Inspired By — A Q&A With Actor-Writer-Producer Fanshen Cox DiGiovanni

Fanshen Cox DiGiovanni

Fanshen Cox DiGiovanni is creator and star of One Drop of Love, a solo show co-produced by Ben Affleck and Matt Damon. She’s a spokesperson on the arts and racial identity, a board member of Mixed Roots Stories, and an honoree at next week’s Media Done Responsibly Awards for her commitment to diversity in Hollywood.

Tell us about what you do.
I’m the writer, producer and performer of a one-woman show (One Drop of Love) exploring the intersections of race, class and gender and how these affect our most intimate relationships. I’m an educator and have taught (and learned from) students from all over the world. I’m also an advocate for equity and inclusion at all levels of media content production.

And you haven’t run off to do something else because…
I’m named after a book, Fanshen by William Hinton, about a small village in China that used this word as their motto. ‘Fan Shen’ symbolizes the creation of a society in which everyone contributes and benefits equitably. So you could say my parents gave me a sense of responsibility from birth, and I happily do what I can to live up to my name personally and professionally.

What live show had the most impact on you as a child?
I didn’t have access to a lot of professional live theater growing up, but I remember seeing Whoopi Goldberg’s one-woman show Whoopi Goldberg: Direct from Broadway (originally called The Spook Show) taped as an HBO special and I thought, “Who IS this beautiful Black woman, sharing stories of all these varieties of women!? THIS is what I want to do.” It remains one of the most powerful performances I’ve ever watched.

What accomplishment are you proudest of?
Making One Drop of Love has been so fulfulling. Before writing and performing the show, I had a hard time finding complex roles for Women of Color that I could feel good about. Now, every time I complete a performance, I feel so proud to have gifted myself the opportunity to portray a complex, self-actualized woman.

What personal project are you most excited about now?
We filmed a live recording of One Drop of Love last year and are now submitting it to festivals. I’m very proud that women make up 100% of our key crew positions on the film. We’ve already been selected for the Roxbury International Film Festival (the largest New England film festival dedicated to celebrating films by, for, and about people of color) and in the future I plan to distribute the film to schools and organizations that aren’t able to bring the live show.

They’re making a movie about your life and work: Who will play you?
I’d be honored to have Quvenzhané Wallis play me as a child — and, since much of my autobiography is already in One Drop of Love, I would cast myself for most of the rest!

Tell us about a live show that excited and inspired you.
I recently had the fortune of seeing Sarah Jones in a workshop production of Sell/Buy/Date.

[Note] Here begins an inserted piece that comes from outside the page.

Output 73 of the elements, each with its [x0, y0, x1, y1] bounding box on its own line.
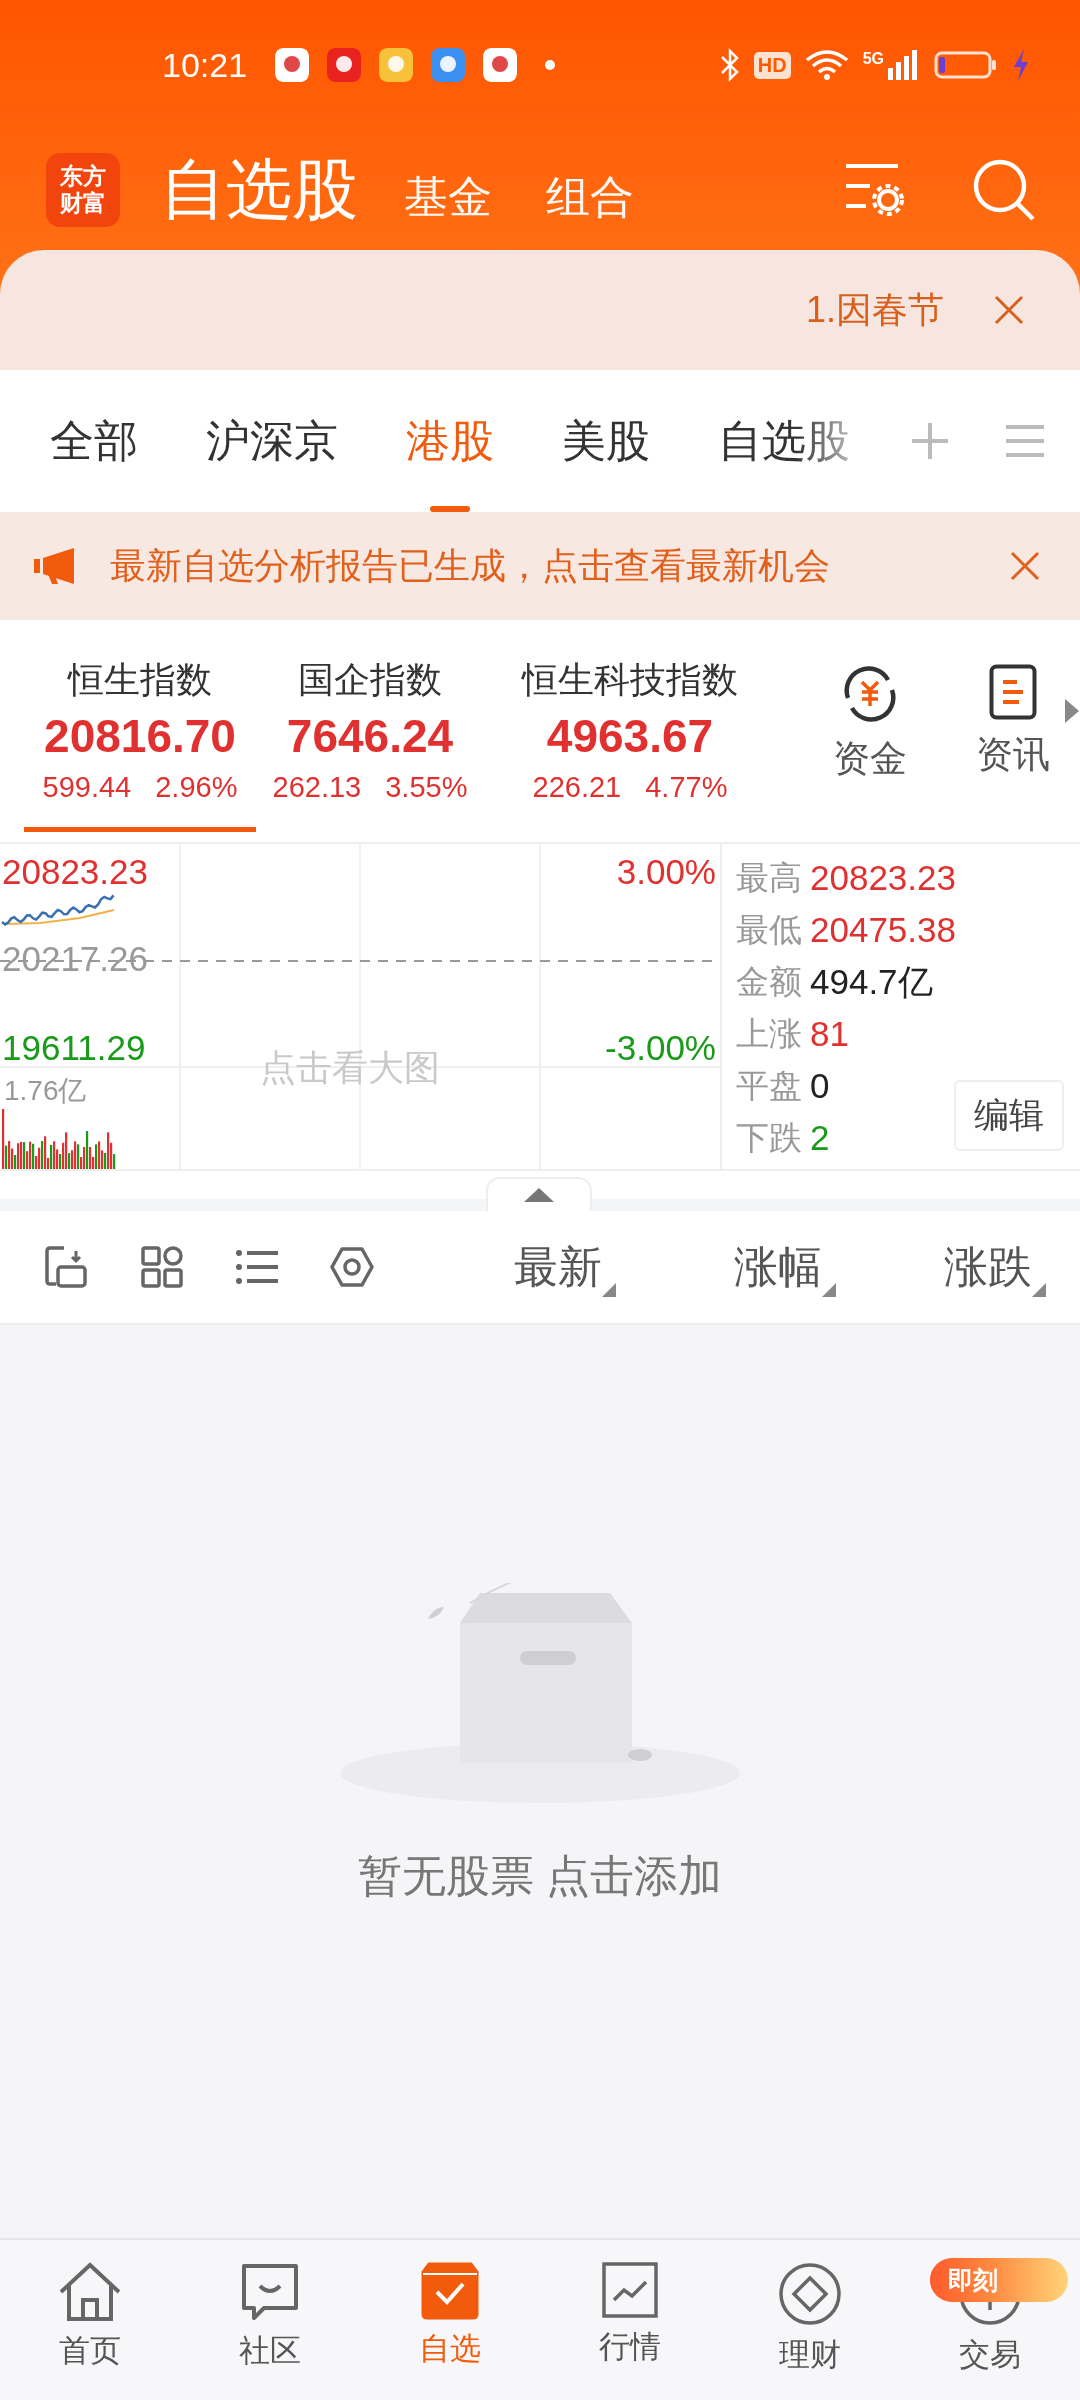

I’ve followed her work for a long time, but hadn’t had the opportunity to see her live. The show blew me away. The writing was superb. Her characters pulled me in and I didn’t want to see them go. She informed us of many sides of an important issue (sex workers) without us realizing for a second — until the very end — that we had been ‘schooled.’

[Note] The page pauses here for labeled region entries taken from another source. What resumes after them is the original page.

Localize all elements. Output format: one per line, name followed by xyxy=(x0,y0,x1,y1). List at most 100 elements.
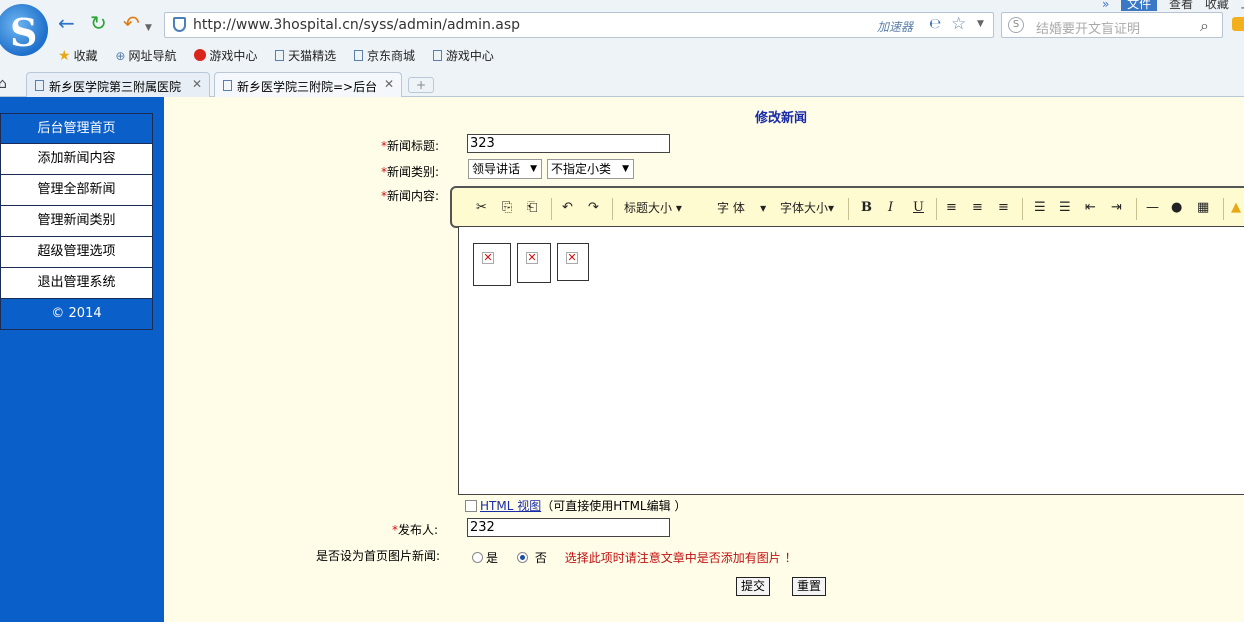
tab-title: 新乡医学院第三附属医院 xyxy=(49,80,182,94)
insert-link-icon[interactable]: ● xyxy=(1171,200,1182,216)
toolbar-divider xyxy=(936,198,937,220)
content-label: *新闻内容: xyxy=(381,189,440,203)
nav-logout[interactable]: 退出管理系统 xyxy=(0,268,153,299)
heading-size-dropdown[interactable]: 标题大小 ▾ xyxy=(624,200,682,216)
tab-hospital[interactable]: 新乡医学院第三附属医院 ✕ xyxy=(26,72,210,97)
back-arrow-icon[interactable]: ← xyxy=(58,12,75,34)
chevron-down-icon: ▼ xyxy=(622,164,629,174)
align-left-icon[interactable]: ≡ xyxy=(946,200,957,216)
favorite-star-icon[interactable]: ☆ xyxy=(951,14,966,34)
menu-chevron-icon[interactable]: » xyxy=(1102,0,1109,11)
news-title-input[interactable]: 323 xyxy=(467,134,670,153)
search-input[interactable]: 结婚要开文盲证明 xyxy=(1036,18,1140,37)
close-icon[interactable]: ✕ xyxy=(384,77,394,91)
search-box[interactable]: S 结婚要开文盲证明 ⌕ xyxy=(1001,12,1223,38)
undo-icon[interactable]: ↶ xyxy=(123,12,140,34)
nav-manage-all-news[interactable]: 管理全部新闻 xyxy=(0,175,153,206)
editor-toolbar: ✂ ⎘ ⎗ ↶ ↷ 标题大小 ▾ 字 体 ▾ 字体大小▾ B I U ≡ ≡ ≡… xyxy=(450,186,1244,228)
close-icon[interactable]: ✕ xyxy=(192,77,202,91)
broken-image[interactable]: ✕ xyxy=(473,243,511,286)
toolbar-divider xyxy=(1136,198,1137,220)
indent-icon[interactable]: ⇥ xyxy=(1111,200,1122,216)
unordered-list-icon[interactable]: ☰ xyxy=(1059,200,1071,216)
bookmark-games-2[interactable]: 游戏中心 xyxy=(432,47,494,64)
search-icon[interactable]: ⌕ xyxy=(1200,16,1209,36)
page-icon xyxy=(35,80,44,91)
html-view-note: （可直接使用HTML编辑 ） xyxy=(541,499,687,513)
category-select[interactable]: 领导讲话 ▼ xyxy=(468,159,542,179)
menu-view[interactable]: 查看 xyxy=(1169,0,1193,11)
bold-button[interactable]: B xyxy=(861,200,872,216)
bookmarks-bar: ★ 收藏 ⊕ 网址导航 游戏中心 天猫精选 京东商城 游戏中心 xyxy=(58,47,508,64)
browser-logo[interactable]: S xyxy=(0,4,48,56)
cut-icon[interactable]: ✂ xyxy=(476,200,487,216)
align-right-icon[interactable]: ≡ xyxy=(998,200,1009,216)
nav-add-news[interactable]: 添加新闻内容 xyxy=(0,144,153,175)
submit-button[interactable]: 提交 xyxy=(736,577,770,596)
broken-image-icon: ✕ xyxy=(566,251,578,264)
publisher-input[interactable]: 232 xyxy=(467,518,670,537)
editor-content-area[interactable]: ✕ ✕ ✕ xyxy=(458,226,1244,495)
toolbar-divider xyxy=(1022,198,1023,220)
radio-no[interactable] xyxy=(517,552,529,563)
redo-icon[interactable]: ↷ xyxy=(588,200,599,216)
bookmark-favorites[interactable]: ★ 收藏 xyxy=(58,47,98,64)
toolbar-divider xyxy=(848,198,849,220)
page-icon xyxy=(432,50,442,61)
underline-button[interactable]: U xyxy=(913,200,924,216)
address-bar[interactable]: http://www.3hospital.cn/syss/admin/admin… xyxy=(164,12,994,38)
address-url[interactable]: http://www.3hospital.cn/syss/admin/admin… xyxy=(193,17,520,33)
category-label: *新闻类别: xyxy=(381,165,440,179)
nav-super-admin[interactable]: 超级管理选项 xyxy=(0,237,153,268)
tab-title: 新乡医学院三附院=>后台 xyxy=(237,80,378,94)
undo-icon[interactable]: ↶ xyxy=(562,200,573,216)
bookmark-jd[interactable]: 京东商城 xyxy=(354,47,415,64)
game-icon xyxy=(194,49,207,61)
browser-menu: » 文件 查看 收藏 工具 xyxy=(1094,0,1244,12)
search-engine-icon[interactable]: S xyxy=(1008,17,1024,33)
nav-manage-categories[interactable]: 管理新闻类别 xyxy=(0,206,153,237)
menu-favorites[interactable]: 收藏 xyxy=(1205,0,1229,11)
browser-chrome: S ← ↻ ↶ ▼ http://www.3hospital.cn/syss/a… xyxy=(0,0,1244,97)
align-center-icon[interactable]: ≡ xyxy=(972,200,983,216)
bookmark-games[interactable]: 游戏中心 xyxy=(194,47,257,64)
font-dropdown[interactable]: 字 体 ▾ xyxy=(717,200,766,216)
address-dropdown-icon[interactable]: ▼ xyxy=(977,19,984,29)
highlight-color-icon[interactable]: ▲ xyxy=(1231,200,1241,216)
font-size-dropdown[interactable]: 字体大小▾ xyxy=(780,200,834,216)
bookmark-nav[interactable]: ⊕ 网址导航 xyxy=(115,47,176,64)
insert-table-icon[interactable]: ▦ xyxy=(1197,200,1209,216)
undo-dropdown-icon[interactable]: ▼ xyxy=(145,17,152,39)
html-view-link[interactable]: HTML 视图 xyxy=(480,499,541,513)
html-view-row: HTML 视图（可直接使用HTML编辑 ） xyxy=(465,497,686,514)
radio-yes[interactable] xyxy=(472,552,483,563)
subcategory-select[interactable]: 不指定小类 ▼ xyxy=(547,159,634,179)
chevron-down-icon: ▼ xyxy=(530,164,537,174)
publisher-label: *发布人: xyxy=(392,523,439,537)
ie-mode-icon[interactable]: ℮ xyxy=(929,16,941,32)
broken-image[interactable]: ✕ xyxy=(557,243,589,281)
tab-admin[interactable]: 新乡医学院三附院=>后台 ✕ xyxy=(214,72,402,97)
paste-icon[interactable]: ⎗ xyxy=(527,200,537,216)
extension-icon[interactable] xyxy=(1232,17,1244,31)
home-icon[interactable]: ⌂ xyxy=(0,76,7,92)
admin-sidebar: 后台管理首页 添加新闻内容 管理全部新闻 管理新闻类别 超级管理选项 退出管理系… xyxy=(0,97,164,622)
new-tab-button[interactable]: + xyxy=(408,77,434,93)
refresh-icon[interactable]: ↻ xyxy=(90,12,107,34)
menu-file[interactable]: 文件 xyxy=(1121,0,1158,11)
copy-icon[interactable]: ⎘ xyxy=(502,200,512,216)
italic-button[interactable]: I xyxy=(888,200,893,216)
reset-button[interactable]: 重置 xyxy=(792,577,826,596)
bookmark-tmall[interactable]: 天猫精选 xyxy=(275,47,336,64)
outdent-icon[interactable]: ⇤ xyxy=(1085,200,1096,216)
html-view-checkbox[interactable] xyxy=(465,500,477,512)
accelerator-label[interactable]: 加速器 xyxy=(877,18,913,35)
broken-image[interactable]: ✕ xyxy=(517,243,551,283)
page-icon xyxy=(354,50,363,61)
horizontal-rule-icon[interactable]: — xyxy=(1146,200,1159,216)
ordered-list-icon[interactable]: ☰ xyxy=(1034,200,1046,216)
homepage-image-radio-group: 是 否 选择此项时请注意文章中是否添加有图片 ！ xyxy=(472,549,797,566)
nav-admin-home[interactable]: 后台管理首页 xyxy=(0,113,153,144)
homepage-image-label: 是否设为首页图片新闻: xyxy=(316,549,441,563)
rich-text-editor: ✂ ⎘ ⎗ ↶ ↷ 标题大小 ▾ 字 体 ▾ 字体大小▾ B I U ≡ ≡ ≡… xyxy=(450,186,1244,495)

What’s your next big goal?
I want to share what I’ve learned with other underrepresented storytellers. I want to contribute to real change in the entertainment industry — so that the representations we see in all forms of media reflect what the world actually looks like.

Have you ever taken anything directly from a live performance and used it in your work?
I studied Anna Deavere Smith’s work quite a bit while writing One Drop. I read that she would record interviews of the people in her plays, and then study the recordings intensively. I used this process to write and portray my family members in One Drop — and constantly strive to do it anywhere near as well as she does.

Tell us about a personal failure that taught you something valuable.
I had to learn a hard lesson about protecting my creative projects. Someone with whom I’d created a number of projects attempted to omit me as equal owner of the work, and take sole credit for all of it. I learned that: 1) It was better not to work with someone lacking in integrity and lose some of the credit than to try and maintain that relationship in order to keep the credit, 2) The lessons I gained and other relationships I made during the creative process were more valuable than the credit, 3) Most importantly: I learned how to protect my future work and to secure powerful counsel to aide me in this.

What’s your dream achievement?
To have contributed to seeing Black, Brown, Asian and Native people, differently abled people, LGBTQ communities, and girls and women — all the time — portrayed in the world as the full, complex and strong people I know them (us) to be.